READ ALSO: How easy is it to get an English-speaking job in Germany?

The world of work in Germany is also notable for importing another contemporary English term. ‘Soft Skills’ is used in German when recruiters are looking to see if a candidate might fit culturally into a particular workplace. The words actually describing these skills, like ‘Führungskompetenz’ or ‘leadership ability,’ often sound unmistakably German though. But there are exceptions. ‘Multitasking’ is used in German as well.

‘Clicken,’ ‘Uploaden,’ ‘Downloaden’ and ‘Home Office’

As technology that came of age relatively recently, German has imported many English terms related to technology and the Internet. While web browsers might use ‘Herunterladen’ instead of ‘download’ or ‘hochladen’ instead of ‘upload,’ Germans are just as likely to use the slightly Germanized version of the English word, hence ‘downloaden’.

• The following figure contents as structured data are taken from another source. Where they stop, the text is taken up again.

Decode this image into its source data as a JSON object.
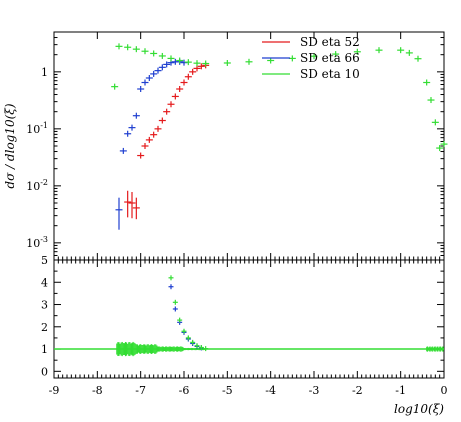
{
  "chart_data": [
    {
      "type": "scatter",
      "panel": "main",
      "ylabel": "dσ / dlog10(ξ)",
      "yscale": "log",
      "xlim": [
        -9,
        0
      ],
      "ylim": [
        0.0005,
        5
      ],
      "y_tick_labels": [
        "10^-3",
        "10^-2",
        "10^-1",
        "1"
      ],
      "legend_position": "top-right",
      "series": [
        {
          "name": "SD eta 52",
          "color": "#e41a1c",
          "points": [
            {
              "x": -7.3,
              "y": 0.0052,
              "lo": 0.0028,
              "hi": 0.0082
            },
            {
              "x": -7.2,
              "y": 0.005,
              "lo": 0.0027,
              "hi": 0.0078
            },
            {
              "x": -7.1,
              "y": 0.0041,
              "lo": 0.0026,
              "hi": 0.0062
            },
            {
              "x": -7.0,
              "y": 0.034
            },
            {
              "x": -6.9,
              "y": 0.05
            },
            {
              "x": -6.8,
              "y": 0.064
            },
            {
              "x": -6.7,
              "y": 0.079
            },
            {
              "x": -6.6,
              "y": 0.1
            },
            {
              "x": -6.5,
              "y": 0.14
            },
            {
              "x": -6.4,
              "y": 0.2
            },
            {
              "x": -6.3,
              "y": 0.27
            },
            {
              "x": -6.2,
              "y": 0.37
            },
            {
              "x": -6.1,
              "y": 0.5
            },
            {
              "x": -6.0,
              "y": 0.65
            },
            {
              "x": -5.9,
              "y": 0.82
            },
            {
              "x": -5.8,
              "y": 1.0
            },
            {
              "x": -5.7,
              "y": 1.15
            },
            {
              "x": -5.6,
              "y": 1.25
            },
            {
              "x": -5.5,
              "y": 1.3
            }
          ]
        },
        {
          "name": "SD eta 66",
          "color": "#1f3fd0",
          "points": [
            {
              "x": -7.5,
              "y": 0.0038,
              "lo": 0.0017,
              "hi": 0.0062
            },
            {
              "x": -7.4,
              "y": 0.041
            },
            {
              "x": -7.3,
              "y": 0.082
            },
            {
              "x": -7.2,
              "y": 0.105
            },
            {
              "x": -7.1,
              "y": 0.17
            },
            {
              "x": -7.0,
              "y": 0.5
            },
            {
              "x": -6.9,
              "y": 0.65
            },
            {
              "x": -6.8,
              "y": 0.78
            },
            {
              "x": -6.7,
              "y": 0.92
            },
            {
              "x": -6.6,
              "y": 1.05
            },
            {
              "x": -6.5,
              "y": 1.2
            },
            {
              "x": -6.4,
              "y": 1.35
            },
            {
              "x": -6.3,
              "y": 1.45
            },
            {
              "x": -6.2,
              "y": 1.5
            },
            {
              "x": -6.1,
              "y": 1.5
            },
            {
              "x": -6.0,
              "y": 1.45
            }
          ]
        },
        {
          "name": "SD eta 10",
          "color": "#33dd33",
          "points": [
            {
              "x": -7.6,
              "y": 0.55
            },
            {
              "x": -7.5,
              "y": 2.8
            },
            {
              "x": -7.3,
              "y": 2.7
            },
            {
              "x": -7.1,
              "y": 2.5
            },
            {
              "x": -6.9,
              "y": 2.3
            },
            {
              "x": -6.7,
              "y": 2.1
            },
            {
              "x": -6.5,
              "y": 1.9
            },
            {
              "x": -6.3,
              "y": 1.72
            },
            {
              "x": -6.1,
              "y": 1.58
            },
            {
              "x": -5.9,
              "y": 1.48
            },
            {
              "x": -5.7,
              "y": 1.42
            },
            {
              "x": -5.5,
              "y": 1.4
            },
            {
              "x": -5.0,
              "y": 1.43
            },
            {
              "x": -4.5,
              "y": 1.5
            },
            {
              "x": -4.0,
              "y": 1.58
            },
            {
              "x": -3.5,
              "y": 1.72
            },
            {
              "x": -3.0,
              "y": 1.88
            },
            {
              "x": -2.5,
              "y": 2.05
            },
            {
              "x": -2.0,
              "y": 2.25
            },
            {
              "x": -1.5,
              "y": 2.4
            },
            {
              "x": -1.0,
              "y": 2.4
            },
            {
              "x": -0.8,
              "y": 2.15
            },
            {
              "x": -0.6,
              "y": 1.7
            },
            {
              "x": -0.4,
              "y": 0.65
            },
            {
              "x": -0.3,
              "y": 0.32
            },
            {
              "x": -0.2,
              "y": 0.13
            },
            {
              "x": -0.1,
              "y": 0.046
            },
            {
              "x": 0.0,
              "y": 0.054
            }
          ]
        }
      ]
    },
    {
      "type": "scatter",
      "panel": "ratio",
      "xlabel": "log10(ξ)",
      "xlim": [
        -9,
        0
      ],
      "ylim": [
        -0.3,
        5
      ],
      "x_ticks": [
        -9,
        -8,
        -7,
        -6,
        -5,
        -4,
        -3,
        -2,
        -1,
        0
      ],
      "y_ticks": [
        0,
        1,
        2,
        3,
        4,
        5
      ],
      "reference_line": 1,
      "series": [
        {
          "name": "SD eta 66",
          "color": "#1f3fd0",
          "points": [
            {
              "x": -6.3,
              "y": 3.8
            },
            {
              "x": -6.2,
              "y": 2.8
            },
            {
              "x": -6.1,
              "y": 2.2
            },
            {
              "x": -6.0,
              "y": 1.75
            },
            {
              "x": -5.9,
              "y": 1.45
            },
            {
              "x": -5.8,
              "y": 1.25
            },
            {
              "x": -5.7,
              "y": 1.12
            },
            {
              "x": -5.6,
              "y": 1.05
            }
          ]
        },
        {
          "name": "SD eta 10",
          "color": "#33dd33",
          "points": [
            {
              "x": -6.3,
              "y": 4.2
            },
            {
              "x": -6.2,
              "y": 3.1
            },
            {
              "x": -6.1,
              "y": 2.3
            },
            {
              "x": -6.0,
              "y": 1.8
            },
            {
              "x": -5.9,
              "y": 1.5
            },
            {
              "x": -5.8,
              "y": 1.3
            },
            {
              "x": -5.7,
              "y": 1.15
            },
            {
              "x": -5.6,
              "y": 1.07
            },
            {
              "x": -5.5,
              "y": 1.02
            }
          ]
        }
      ]
    }
  ]
}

READ ALSO: Seven English words Germans get delightfully wrong

Even before ‘Home Office’ appeared on German tax returns, to calculate what credit workers could get from remote work during the Covid-19 pandemic, ‘Home Office’ was still widely used in German to describe, well, working from home. It can be confusing for English speakers, though, especially those from the UK, because the Home Office is a department in the British government. 

English words that have slightly different meanings in German – ‘Shitstorm’ and ‘Public Viewing’

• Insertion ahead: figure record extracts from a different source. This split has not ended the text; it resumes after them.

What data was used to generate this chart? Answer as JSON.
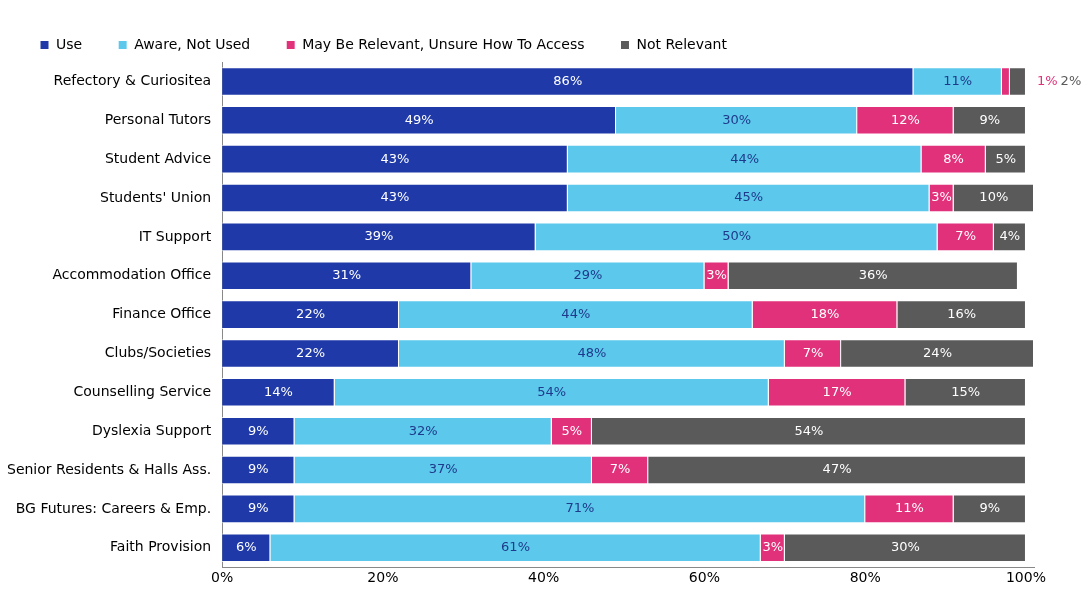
{
  "chart_data": {
    "type": "bar",
    "orientation": "horizontal",
    "stacked": true,
    "legend": "top left",
    "grid": false,
    "categories": [
      "Refectory & Curiositea",
      "Personal Tutors",
      "Student Advice",
      "Students' Union",
      "IT Support",
      "Accommodation Office",
      "Finance Office",
      "Clubs/Societies",
      "Counselling Service",
      "Dyslexia Support",
      "Senior Residents & Halls Ass.",
      "BG Futures: Careers & Emp.",
      "Faith Provision"
    ],
    "xlim": [
      0,
      101
    ],
    "xticks": [
      {
        "value": 0,
        "label": "0%"
      },
      {
        "value": 20,
        "label": "20%"
      },
      {
        "value": 40,
        "label": "40%"
      },
      {
        "value": 60,
        "label": "60%"
      },
      {
        "value": 80,
        "label": "80%"
      },
      {
        "value": 100,
        "label": "100%"
      }
    ],
    "series": [
      {
        "name": "Use",
        "color": "#1f3aa8",
        "values": [
          86,
          49,
          43,
          43,
          39,
          31,
          22,
          22,
          14,
          9,
          9,
          9,
          6
        ],
        "value_labels": [
          "86%",
          "49%",
          "43%",
          "43%",
          "39%",
          "31%",
          "22%",
          "22%",
          "14%",
          "9%",
          "9%",
          "9%",
          "6%"
        ]
      },
      {
        "name": "Aware, Not Used",
        "color": "#5bc8ec",
        "values": [
          11,
          30,
          44,
          45,
          50,
          29,
          44,
          48,
          54,
          32,
          37,
          71,
          61
        ],
        "value_labels": [
          "11%",
          "30%",
          "44%",
          "45%",
          "50%",
          "29%",
          "44%",
          "48%",
          "54%",
          "32%",
          "37%",
          "71%",
          "61%"
        ]
      },
      {
        "name": "May Be Relevant, Unsure How To Access",
        "color": "#e0317a",
        "values": [
          1,
          12,
          8,
          3,
          7,
          3,
          18,
          7,
          17,
          5,
          7,
          11,
          3
        ],
        "value_labels": [
          "1%",
          "12%",
          "8%",
          "3%",
          "7%",
          "3%",
          "18%",
          "7%",
          "17%",
          "5%",
          "7%",
          "11%",
          "3%"
        ]
      },
      {
        "name": "Not Relevant",
        "color": "#5a5a5a",
        "values": [
          2,
          9,
          5,
          10,
          4,
          36,
          16,
          24,
          15,
          54,
          47,
          9,
          30
        ],
        "value_labels": [
          "2%",
          "9%",
          "5%",
          "10%",
          "4%",
          "36%",
          "16%",
          "24%",
          "15%",
          "54%",
          "47%",
          "9%",
          "30%"
        ]
      }
    ]
  }
}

There are English words Germans use that don’t always mean quite the same thing to a native English speaker. An English speaker from the UK or Ireland, for example, might associate a ‘public viewing’ with an open casket funeral. Germans, however, tends to use “public viewing” almost exclusively to mean a large screening, usually of an event, that many people can gather to watch for free. Placing a large television at the Brandenburg Gate for German Football Team matches is perhaps the most immediately recognisable example of a ‘public viewing’.

Then there’s what, at least to native English speakers, might sound outright bizarre. But former Chancellor Angela Merkel herself used “Shitstorm” more than once while in office. In German though, it can refer specifically to a social media backlash involving heated online comments.

Another typical English-sounding word used in German differently is ‘Handy’ – meaning cellphone (well, it does fit in your hand). It can sound a bit strange to English speakers, though. 

Other words, however, more or less mean what you think they do – such as when one German newspaper referred to Brexit as a ‘Clusterfuck’.